It's called politics

Letter to the editor

Posted: Thursday, March 24, 2005

Lew Williams' rummaging around some of Alaska's past is but one view, for all meaningful history is an interpretation of events, always by a biased eye toward one's own perception of values and meanings gleaned from personal experiences. Add in political convictions and the imagination rotates history into a never-ending spin.

American history in filled with expansion and development that always began with the land, be it homesteading to ownership, resource extraction, and of course, the real estate speculator. To discuss a capital move to Anchorage without mentioning the effect on land values in and around the state's largest city is simply incomplete. As long as there are some that stand to gain from a population boom and the companion spending of state dollars for new infrastructure, the debate to move the capitol will continue. A road to from Juneau to Skagway won't change that. It won't really make the capitol more accessible. How many people would venture to drive from Anchorage on 800 miles of predominantly mountain roads in the winter to participate in state government?

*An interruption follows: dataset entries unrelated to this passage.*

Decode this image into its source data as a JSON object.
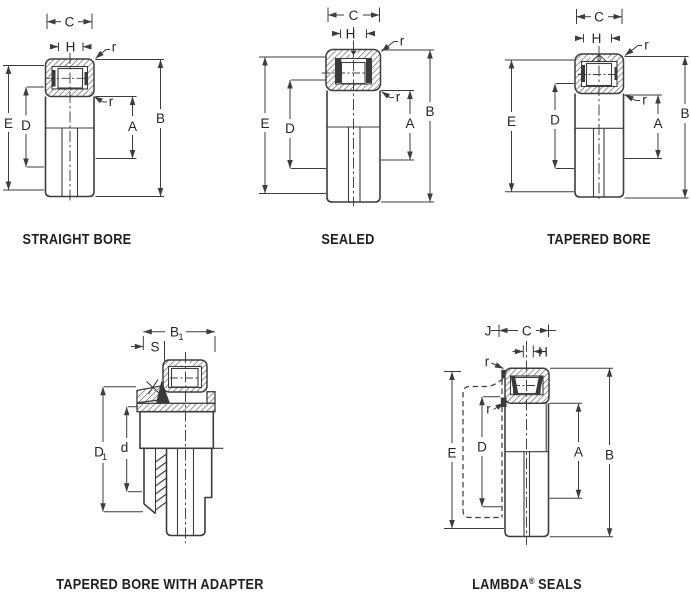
{
  "page": {
    "background": "#ffffff",
    "line_color": "#3d3d3d",
    "hatch_color": "#4f4f4f",
    "text_color": "#262626"
  },
  "diagrams": [
    {
      "id": "straight-bore",
      "caption": "STRAIGHT BORE",
      "labels": {
        "c": "C",
        "h": "H",
        "r_top": "r",
        "r_bottom": "r",
        "e": "E",
        "d": "D",
        "a": "A",
        "b": "B"
      }
    },
    {
      "id": "sealed",
      "caption": "SEALED",
      "labels": {
        "c": "C",
        "h": "H",
        "r_top": "r",
        "r_bottom": "r",
        "e": "E",
        "d": "D",
        "a": "A",
        "b": "B"
      }
    },
    {
      "id": "tapered-bore",
      "caption": "TAPERED BORE",
      "labels": {
        "c": "C",
        "h": "H",
        "r_top": "r",
        "r_bottom": "r",
        "e": "E",
        "d": "D",
        "a": "A",
        "b": "B"
      }
    },
    {
      "id": "tapered-bore-with-adapter",
      "caption": "TAPERED BORE WITH ADAPTER",
      "labels": {
        "b1_base": "B",
        "b1_sub": "1",
        "s": "S",
        "d1_base": "D",
        "d1_sub": "1",
        "d_lower": "d"
      }
    },
    {
      "id": "lambda-seals",
      "caption_parts": {
        "brand": "LAMBDA",
        "registered": "®",
        "rest": "SEALS"
      },
      "labels": {
        "j": "J",
        "c": "C",
        "h": "H",
        "r_top": "r",
        "r_bottom": "r",
        "e": "E",
        "d": "D",
        "a": "A",
        "b": "B"
      }
    }
  ]
}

The future outcome won't follow the simple view of a selective history. Whatever course it takes won't end the debate of the capitol move. Indeed, even if it does move, there will be years of finger pointing no different than Mr. Williams' reduction of half of Juneau's population to "some Juneauites" as a group that complicates the debate. The road issue is far more than he has portrayed it to be. Whittling the debate to selective pieces of the past as a way to gauge the future is called politics, which is nothing more than an attempt to manipulate public opinion with simple-minded images in hopes to avert the risk of losing a long, arduous but intelligent debate.

The real history lesson we should take from Mr. Williams' opinion is that history which reads like facts isn't history at all, but a mere game of trivial pursuit. Real history is not stagnant. It is written and rewritten as the effects of the events before and after are continually debated. We need to educate ourselves more thoroughly about the important issues before us, and when we do, we will realize how the loudest voices in the political circles insult our intelligence with a marketing of rhetoric that would make a used car salesman proud.